In the German central city of Dessau-Rosslau near Berlin, Fahrzeugtechinik Dessau (FTD), a railway locomotive company with about 120 years of history, averted the fate of bankruptcy.

Molinari Rail Systems GmbH, a China-Swiss joint venture of railways, acquired the insolvent firm in November 2016. Jan Harder, the CEO of Molinari, told Xinhua that the SME kept all its 45 employees after the acquisition and has made a comeback as a reliable partner in the German rail industry with more hirings in the past two years.

The CEO denied any political implication from the deal with the Chinese company. “I would not see or confirm any political influence,” Harder said, “At the end of the day, the main target of our work is to improve the comfort of passengers in their daily travels.”

“We are on a good path,” he added.

In Serbia, a formerly state-owned steel plant once on the brink of bankruptcy, has been emboldened after its takeover by Chinese steelmaker HBIS in 2016.

Founded in 1913 in the city of Smederevo, Hesteel Serbia was once the epitome of the country’s industrial success. According to Dragan Stevanovic, state secretary at the Serbian ministry of economy, the livelihood of some 20,000 people in the city depends directly or indirectly on Hesteel Serbia.

“When we look from today’s perspective, Hesteel (Serbia) has increased profit and income by 77% while the investments are at … 485% compared to the period prior to the purchase,” said the state secretary.

“These numbers can in the best possible way illustrate what HBIS means for Smederevo, the whole of Serbia and its government,” he said.

Chinese investments not only secure and create jobs in Europe but also contribute to reducing the development gap between regions.

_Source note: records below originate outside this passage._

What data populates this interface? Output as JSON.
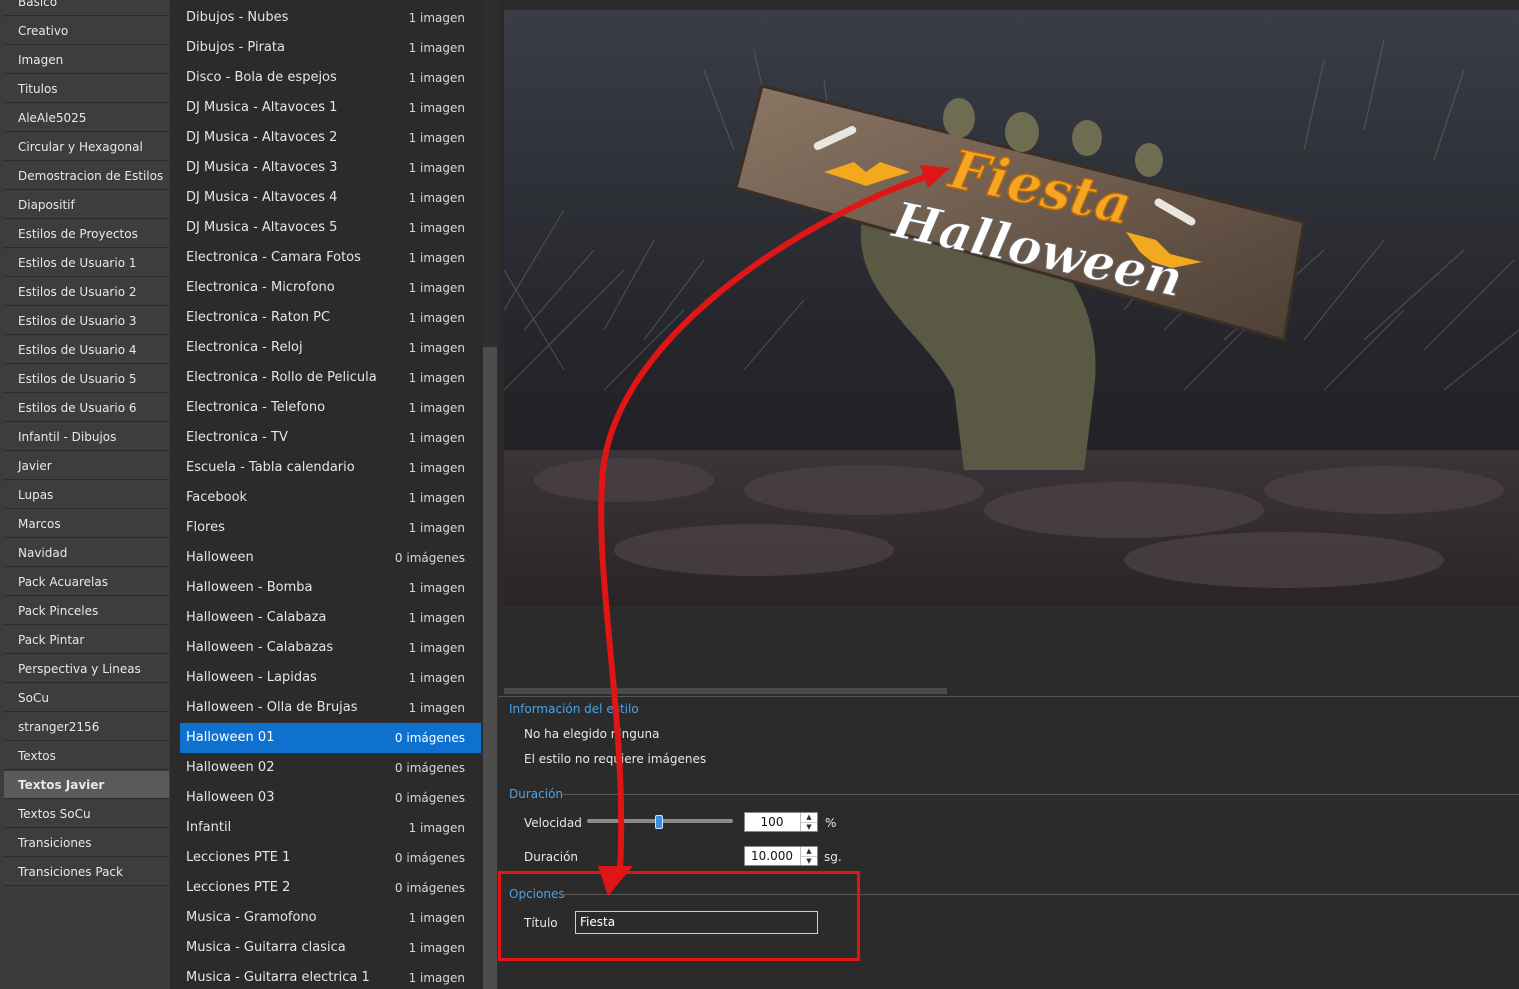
{
  "categories": [
    "Basico",
    "Creativo",
    "Imagen",
    "Titulos",
    "AleAle5025",
    "Circular y Hexagonal",
    "Demostracion de Estilos",
    "Diapositif",
    "Estilos de Proyectos",
    "Estilos de Usuario 1",
    "Estilos de Usuario 2",
    "Estilos de Usuario 3",
    "Estilos de Usuario 4",
    "Estilos de Usuario 5",
    "Estilos de Usuario 6",
    "Infantil - Dibujos",
    "Javier",
    "Lupas",
    "Marcos",
    "Navidad",
    "Pack Acuarelas",
    "Pack Pinceles",
    "Pack Pintar",
    "Perspectiva y Lineas",
    "SoCu",
    "stranger2156",
    "Textos",
    "Textos Javier",
    "Textos SoCu",
    "Transiciones",
    "Transiciones Pack"
  ],
  "selected_category": "Textos Javier",
  "styles": [
    {
      "name": "Dibujos - Nubes",
      "count": "1 imagen"
    },
    {
      "name": "Dibujos - Pirata",
      "count": "1 imagen"
    },
    {
      "name": "Disco - Bola de espejos",
      "count": "1 imagen"
    },
    {
      "name": "DJ Musica - Altavoces 1",
      "count": "1 imagen"
    },
    {
      "name": "DJ Musica - Altavoces 2",
      "count": "1 imagen"
    },
    {
      "name": "DJ Musica - Altavoces 3",
      "count": "1 imagen"
    },
    {
      "name": "DJ Musica - Altavoces 4",
      "count": "1 imagen"
    },
    {
      "name": "DJ Musica - Altavoces 5",
      "count": "1 imagen"
    },
    {
      "name": "Electronica - Camara Fotos",
      "count": "1 imagen"
    },
    {
      "name": "Electronica - Microfono",
      "count": "1 imagen"
    },
    {
      "name": "Electronica - Raton PC",
      "count": "1 imagen"
    },
    {
      "name": "Electronica - Reloj",
      "count": "1 imagen"
    },
    {
      "name": "Electronica - Rollo de Pelicula",
      "count": "1 imagen"
    },
    {
      "name": "Electronica - Telefono",
      "count": "1 imagen"
    },
    {
      "name": "Electronica - TV",
      "count": "1 imagen"
    },
    {
      "name": "Escuela - Tabla calendario",
      "count": "1 imagen"
    },
    {
      "name": "Facebook",
      "count": "1 imagen"
    },
    {
      "name": "Flores",
      "count": "1 imagen"
    },
    {
      "name": "Halloween",
      "count": "0 imágenes"
    },
    {
      "name": "Halloween - Bomba",
      "count": "1 imagen"
    },
    {
      "name": "Halloween - Calabaza",
      "count": "1 imagen"
    },
    {
      "name": "Halloween - Calabazas",
      "count": "1 imagen"
    },
    {
      "name": "Halloween - Lapidas",
      "count": "1 imagen"
    },
    {
      "name": "Halloween - Olla de Brujas",
      "count": "1 imagen"
    },
    {
      "name": "Halloween 01",
      "count": "0 imágenes"
    },
    {
      "name": "Halloween 02",
      "count": "0 imágenes"
    },
    {
      "name": "Halloween 03",
      "count": "0 imágenes"
    },
    {
      "name": "Infantil",
      "count": "1 imagen"
    },
    {
      "name": "Lecciones PTE 1",
      "count": "0 imágenes"
    },
    {
      "name": "Lecciones PTE 2",
      "count": "0 imágenes"
    },
    {
      "name": "Musica - Gramofono",
      "count": "1 imagen"
    },
    {
      "name": "Musica - Guitarra clasica",
      "count": "1 imagen"
    },
    {
      "name": "Musica - Guitarra electrica 1",
      "count": "1 imagen"
    }
  ],
  "selected_style": "Halloween 01",
  "preview": {
    "line1": "Fiesta",
    "line2": "Halloween"
  },
  "info": {
    "section": "Información del estilo",
    "line1": "No ha elegido ninguna",
    "line2": "El estilo no requiere imágenes"
  },
  "duration": {
    "section": "Duración",
    "speed_label": "Velocidad",
    "speed_value": "100",
    "speed_unit": "%",
    "speed_slider_fraction": 0.5,
    "duration_label": "Duración",
    "duration_value": "10.000",
    "duration_unit": "sg."
  },
  "options": {
    "section": "Opciones",
    "title_label": "Título",
    "title_value": "Fiesta"
  },
  "colors": {
    "accent": "#0e71d0",
    "section": "#4aa3e8",
    "highlight": "#e01515"
  }
}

Lodz, a central Polish city and a stop of the China-Europe freight transit, has become a bustling logistics hub linking Europe’s East with West.

The China Rail Express freight service, a flagship project under the Belt and Road Initiative (BRI), links 48 Chinese cities with 42 cities in 14 European countries as it winds its way across the vast continent.

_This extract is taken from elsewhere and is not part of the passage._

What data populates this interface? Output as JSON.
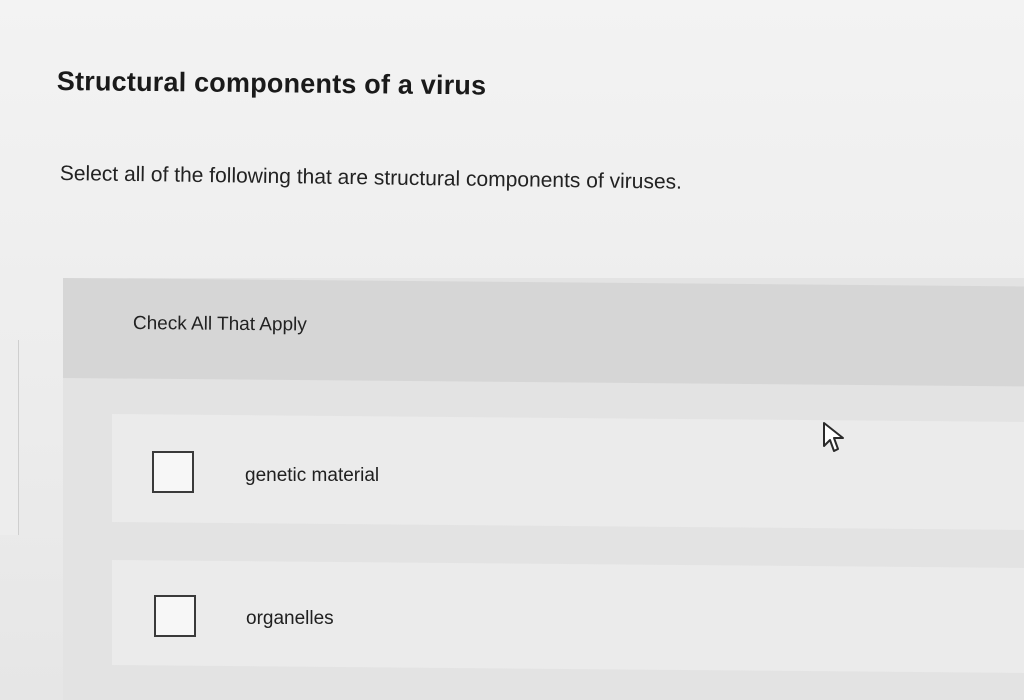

Made-in-China laptops, mobile phones and textiles are the most popular products arriving in Europe, while European products including fine wines and vehicle parts are shipped to China.

Deputy mayor Krzysztof Piatkowski said Lodz will likely become one of the biggest logistics hubs in Europe thanks to the joint investment from China and Poland, adding the city values its cooperation with China.

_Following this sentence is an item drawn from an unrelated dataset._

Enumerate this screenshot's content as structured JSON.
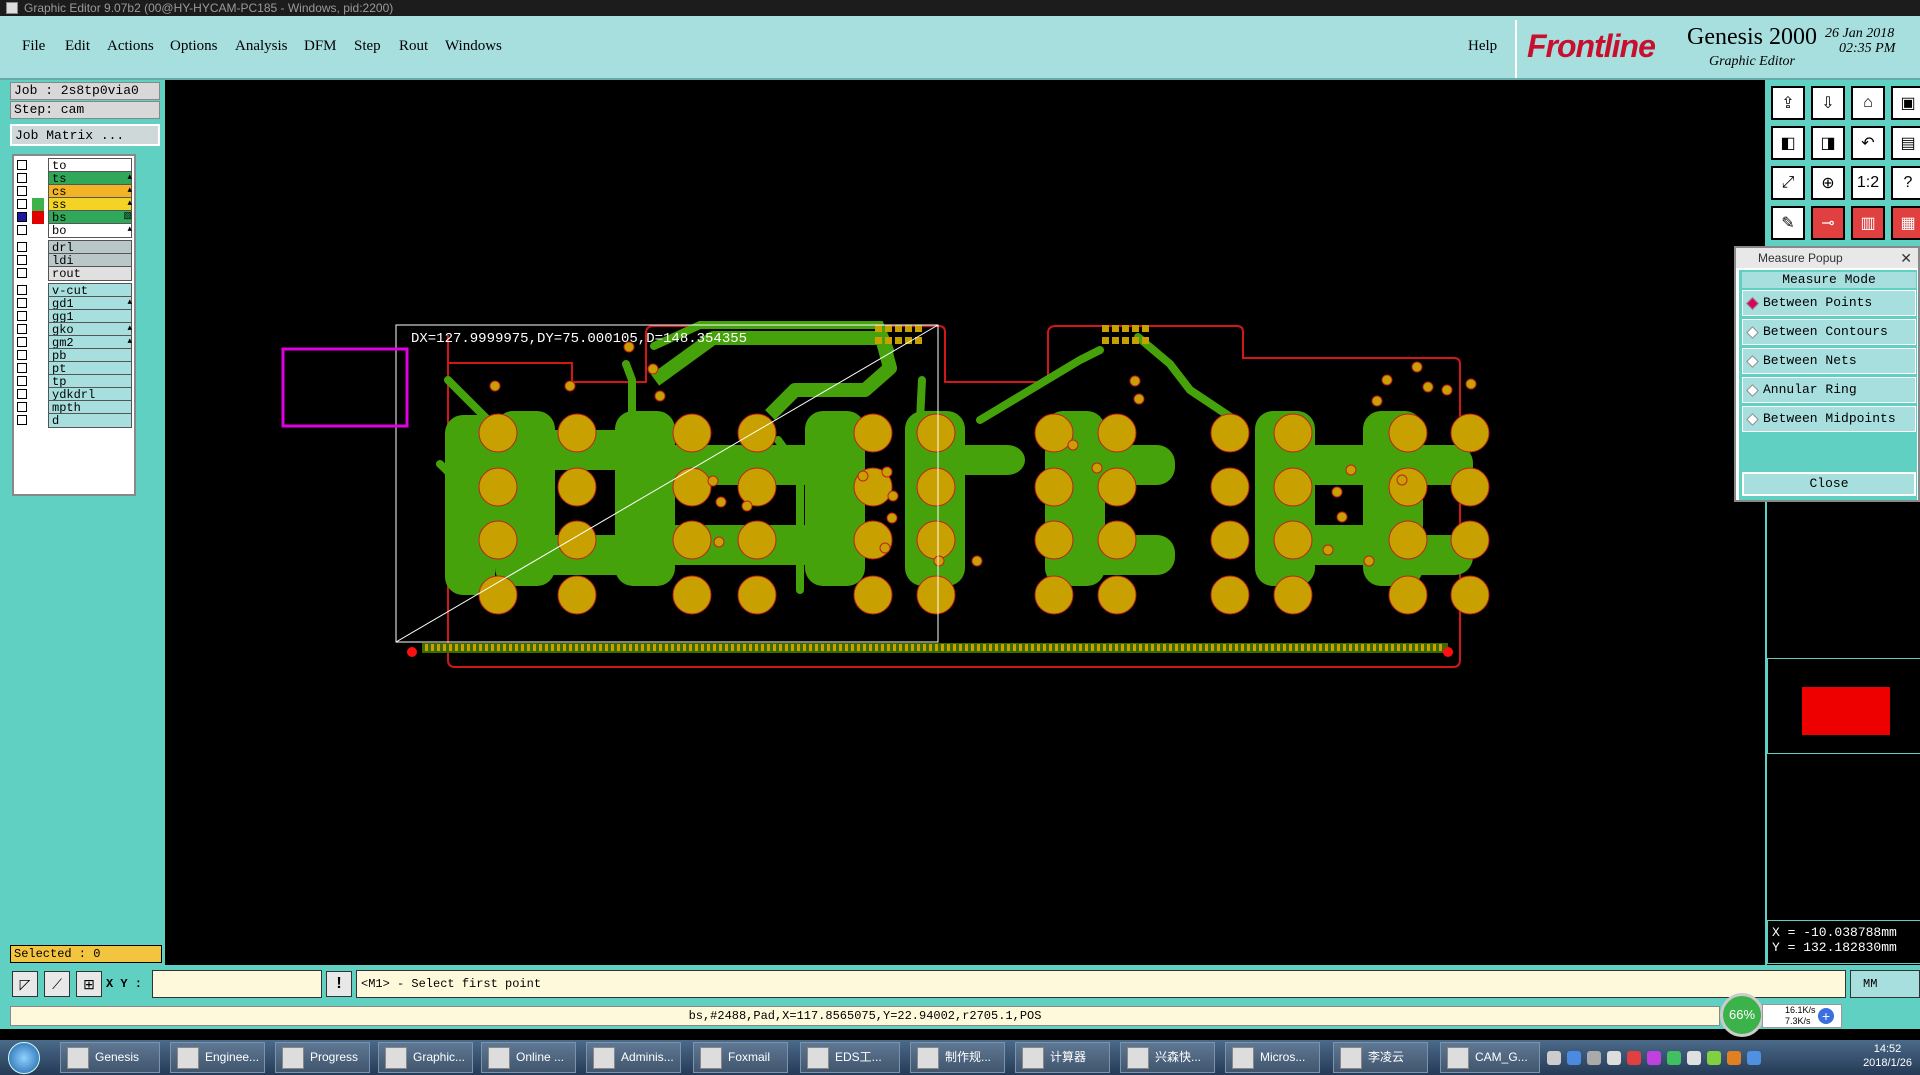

In Montenegro, the country’s first highway is being built in the terrain-challenged Balkan state so as to link its north and south while reaching inland Europe.

Vatroslav Belan, a government advisor, described the 180-km-long highway as “the road to Europe and the community of the most developed countries.”

Supported with Chinese loans and engineering expertise under the BRI, the project has stimulated local growth. The International Monetary Fund (IMF) said “after expanding 2.9% in 2016, the economy grew 4.4% in 2017, driven by highway construction and a strong tourism season.”

But some media still mock the highway as a “debt trap” by China. Included on their list of “debt traps” is the Greek port of Piraeus, now one of the busiest in Europe.